Intercontinental moved for approval of alternate methods of service, namely, service by commercial courier or publication. The court denied the motion for service by commercial courier. China had objected to service by postal channels under Article 10(a). The court referred to the 2003 Special Commission on the Practical Operation of the Hague Apostille, Evidence, and Service Conventions was “the equivalent of the postal channel,” and although the Ninth Circuit has not spoken on the issue, the court cited a handful of district court decisions that reached that result as well.
Service by publication is not barred by the Service Convention, but the court denied the motion to permit service by publication in the absence of a showing that the published notice would be reasonably calculated to reach Luo, as the Due Process Clause requires. Intercontinental is arguably left without a remedy.

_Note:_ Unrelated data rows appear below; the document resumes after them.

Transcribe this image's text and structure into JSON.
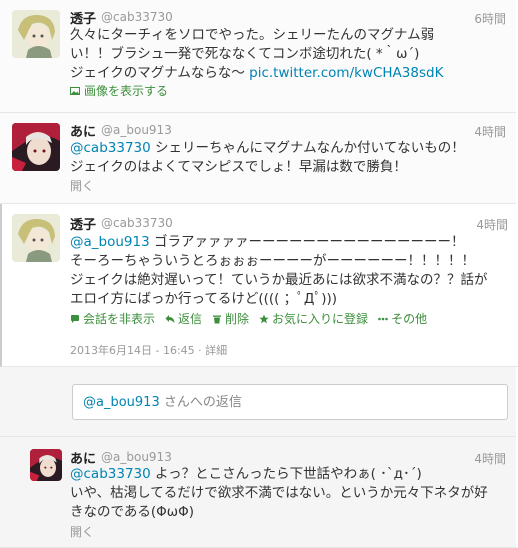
{
  "tweets": [
    {
      "name": "透子",
      "handle": "@cab33730",
      "time": "6時間",
      "lines": [
        "久々にターチィをソロでやった。シェリーたんのマグナム弱",
        "い！！ブラシュ一発で死ななくてコンボ途切れた( *｀ω´)",
        "ジェイクのマグナムならな〜 "
      ],
      "link": "pic.twitter.com/kwCHA38sdK",
      "media_label": "画像を表示する"
    },
    {
      "name": "あに",
      "handle": "@a_bou913",
      "time": "4時間",
      "mention": "@cab33730",
      "lines": [
        " シェリーちゃんにマグナムなんか付いてないもの！",
        "ジェイクのはよくてマシピスでしょ！早漏は数で勝負！"
      ],
      "expand": "開く"
    },
    {
      "name": "透子",
      "handle": "@cab33730",
      "time": "4時間",
      "mention": "@a_bou913",
      "lines": [
        " ゴラアァァァァーーーーーーーーーーーーーーー！",
        "そーろーちゃういうとろぉぉぉーーーーがーーーーーー！！！！！",
        "ジェイクは絶対遅いって！ていうか最近あには欲求不満なの？？話が",
        "エロイ方にばっか行ってるけど(((( ；ﾟДﾟ)))"
      ],
      "actions": {
        "hide_conversation": "会話を非表示",
        "reply": "返信",
        "delete": "削除",
        "favorite": "お気に入りに登録",
        "more": "その他"
      },
      "timestamp": "2013年6月14日 - 16:45",
      "details": "詳細"
    },
    {
      "name": "あに",
      "handle": "@a_bou913",
      "time": "4時間",
      "mention": "@cab33730",
      "lines": [
        " よっ？とこさんったら下世話やわぁ( ･`д･´)",
        "いや、枯渇してるだけで欲求不満ではない。というか元々下ネタが好",
        "きなのである(ΦωΦ)"
      ],
      "expand": "開く"
    }
  ],
  "reply_box": {
    "mention": "@a_bou913",
    "suffix": " さんへの返信"
  },
  "colors": {
    "link": "#0084b4",
    "action_green": "#3c8f3c"
  }
}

Intercontinental seems to present a strong case for the use of an arbitration clause designating a neutral country as the seat of the arbitration. Intercontinental was doing business with a powerful local politician in China, and it may well have been doing business with him precisely because he was a powerful local politician. It should not have come as a shock that the Chinese central authority (the Ministry of Justice) would have refused to cooperate in a lawsuit against him. But as this report by Henry Chen and Ted Howes of McDermott, Will & Emery suggests, empirically, Chinese courts have been willing, on the whole, to recognize and enforce international arbitral awards under the New York Convention.